Comme le dossier du carrefour traîne en longueur depuis des années, la Municipalité l’a soumis à la MRC de L’Islet qui en a fait une priorité régionale, car le secteur 20/204 demeure la porte d’entrée du comté.

La MRC adressait donc récemment une lettre au ministère des Transports pour lui signifier l’urgence d’agir. Le ministère a répondu en disant qu’il déposera un «avant-projet préliminaire» à la fin d’août ou début de septembre. Un avant-projet préliminaire… Ouf!

132/204

Le réaménagement de l’intersection 132/204 devrait s’effectuer plus rapidement puisque la Municipalité absorbe la grande partie de la facture qui lui coûtera entre 30 000$ à 40 000$.

La firme DDM a déposé le plan à la direction régionale Chaudière-Apalaches du ministère des Transports qui l’analysera. Approuvé par tous les propriétaires du secteur, le plan proposé par DDM prévoit entre autres trois arrêts obligatoires pour faciliter la circulation, surtout en saison estivale: un sur la 204 (il y est déjà) et deux sur la 132 (direction est et ouest): «Pour nous, il est clair que le projet de l’intersection 132/204 va se réaliser cet automne, après l’achalandage de la saison touristique» affirme M. Caron.

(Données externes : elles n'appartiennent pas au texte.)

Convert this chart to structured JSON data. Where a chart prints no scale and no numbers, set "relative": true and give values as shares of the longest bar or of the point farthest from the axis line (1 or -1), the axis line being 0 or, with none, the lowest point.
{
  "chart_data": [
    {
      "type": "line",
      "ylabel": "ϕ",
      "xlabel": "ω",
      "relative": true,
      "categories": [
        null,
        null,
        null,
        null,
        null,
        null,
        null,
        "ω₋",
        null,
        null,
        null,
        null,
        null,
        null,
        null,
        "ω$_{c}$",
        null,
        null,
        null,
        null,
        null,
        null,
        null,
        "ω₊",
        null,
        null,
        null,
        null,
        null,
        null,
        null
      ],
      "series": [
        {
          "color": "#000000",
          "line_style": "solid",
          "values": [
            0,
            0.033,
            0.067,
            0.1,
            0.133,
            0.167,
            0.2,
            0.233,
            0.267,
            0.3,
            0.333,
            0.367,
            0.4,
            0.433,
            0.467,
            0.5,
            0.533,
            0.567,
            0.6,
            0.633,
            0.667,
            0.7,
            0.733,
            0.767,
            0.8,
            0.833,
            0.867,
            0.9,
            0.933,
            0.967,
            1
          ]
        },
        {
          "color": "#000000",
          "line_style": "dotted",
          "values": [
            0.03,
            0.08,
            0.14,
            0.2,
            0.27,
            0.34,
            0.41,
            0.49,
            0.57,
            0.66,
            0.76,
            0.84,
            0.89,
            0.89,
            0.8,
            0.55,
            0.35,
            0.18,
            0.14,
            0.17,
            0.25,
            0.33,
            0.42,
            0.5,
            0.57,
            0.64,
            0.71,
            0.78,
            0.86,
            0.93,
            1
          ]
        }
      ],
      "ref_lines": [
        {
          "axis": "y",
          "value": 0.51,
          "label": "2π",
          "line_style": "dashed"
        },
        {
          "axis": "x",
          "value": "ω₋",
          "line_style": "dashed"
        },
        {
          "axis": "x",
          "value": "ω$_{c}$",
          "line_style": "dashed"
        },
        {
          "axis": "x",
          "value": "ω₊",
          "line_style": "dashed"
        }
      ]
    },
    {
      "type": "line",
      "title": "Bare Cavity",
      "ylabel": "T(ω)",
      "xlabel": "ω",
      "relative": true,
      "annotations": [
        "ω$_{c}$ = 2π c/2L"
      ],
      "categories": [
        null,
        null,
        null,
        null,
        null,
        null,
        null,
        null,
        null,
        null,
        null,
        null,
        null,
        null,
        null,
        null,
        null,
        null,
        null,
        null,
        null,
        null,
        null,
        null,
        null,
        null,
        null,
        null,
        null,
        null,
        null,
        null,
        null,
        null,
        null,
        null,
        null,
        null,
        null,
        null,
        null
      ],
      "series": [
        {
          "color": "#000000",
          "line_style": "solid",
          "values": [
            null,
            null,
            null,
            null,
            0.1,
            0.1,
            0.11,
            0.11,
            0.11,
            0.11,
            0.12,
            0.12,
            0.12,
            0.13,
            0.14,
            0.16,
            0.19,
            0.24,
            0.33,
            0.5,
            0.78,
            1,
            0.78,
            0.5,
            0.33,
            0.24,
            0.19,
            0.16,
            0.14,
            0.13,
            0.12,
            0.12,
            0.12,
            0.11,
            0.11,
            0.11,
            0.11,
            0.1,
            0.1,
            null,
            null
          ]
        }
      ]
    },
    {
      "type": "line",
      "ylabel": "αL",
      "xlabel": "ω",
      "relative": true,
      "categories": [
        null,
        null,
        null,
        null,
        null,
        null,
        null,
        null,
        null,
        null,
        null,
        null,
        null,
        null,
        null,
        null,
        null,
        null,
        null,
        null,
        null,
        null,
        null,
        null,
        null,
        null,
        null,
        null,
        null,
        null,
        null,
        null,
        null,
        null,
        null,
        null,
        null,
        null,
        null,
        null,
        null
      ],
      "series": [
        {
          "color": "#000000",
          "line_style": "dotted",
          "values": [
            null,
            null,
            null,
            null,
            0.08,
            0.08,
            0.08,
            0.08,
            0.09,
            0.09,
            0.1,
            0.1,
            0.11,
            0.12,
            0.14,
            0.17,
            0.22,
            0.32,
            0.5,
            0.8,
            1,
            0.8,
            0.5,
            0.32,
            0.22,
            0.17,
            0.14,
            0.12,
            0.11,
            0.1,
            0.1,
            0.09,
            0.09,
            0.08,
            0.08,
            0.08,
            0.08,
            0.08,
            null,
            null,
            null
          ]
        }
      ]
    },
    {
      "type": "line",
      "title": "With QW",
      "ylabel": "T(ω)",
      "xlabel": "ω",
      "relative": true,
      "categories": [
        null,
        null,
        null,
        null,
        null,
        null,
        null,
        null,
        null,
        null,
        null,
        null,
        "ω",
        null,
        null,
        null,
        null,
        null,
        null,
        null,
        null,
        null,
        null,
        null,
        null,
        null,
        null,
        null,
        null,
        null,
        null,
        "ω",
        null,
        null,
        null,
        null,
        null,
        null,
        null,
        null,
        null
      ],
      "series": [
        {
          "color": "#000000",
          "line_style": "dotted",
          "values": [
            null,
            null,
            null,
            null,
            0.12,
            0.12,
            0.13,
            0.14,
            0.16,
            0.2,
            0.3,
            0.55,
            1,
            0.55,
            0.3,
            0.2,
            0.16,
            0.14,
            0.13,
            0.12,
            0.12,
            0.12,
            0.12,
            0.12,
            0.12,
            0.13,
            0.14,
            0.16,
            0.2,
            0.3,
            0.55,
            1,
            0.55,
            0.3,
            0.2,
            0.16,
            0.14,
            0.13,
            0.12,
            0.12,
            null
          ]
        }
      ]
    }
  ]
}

Travailleurs immigrants en HLM?

L’idée d’accueillir des travailleurs immigrants dans des HLM sourit au maire Normand Caron: «Il pourrait s’agit d’une bonne solution pour les entreprises de nos régions. On parle d’une location temporaire quand des logements seraient disponibles» explique-t-il. Par exemple, deux logements HLM sont actuellement disponibles à Saint-Jean-Port-Joli, mais pour combien de temps.

Mme Johanne Chouinard, la directrice de l’office municipal d’habitation, rappelle que les HLM s’adressent avant tout à des personnes ou familles à faible revenu qui doivent respecter des règles précises pour y loger.

L’idée est lancée, mais il y a loin de la coupe aux lèvres.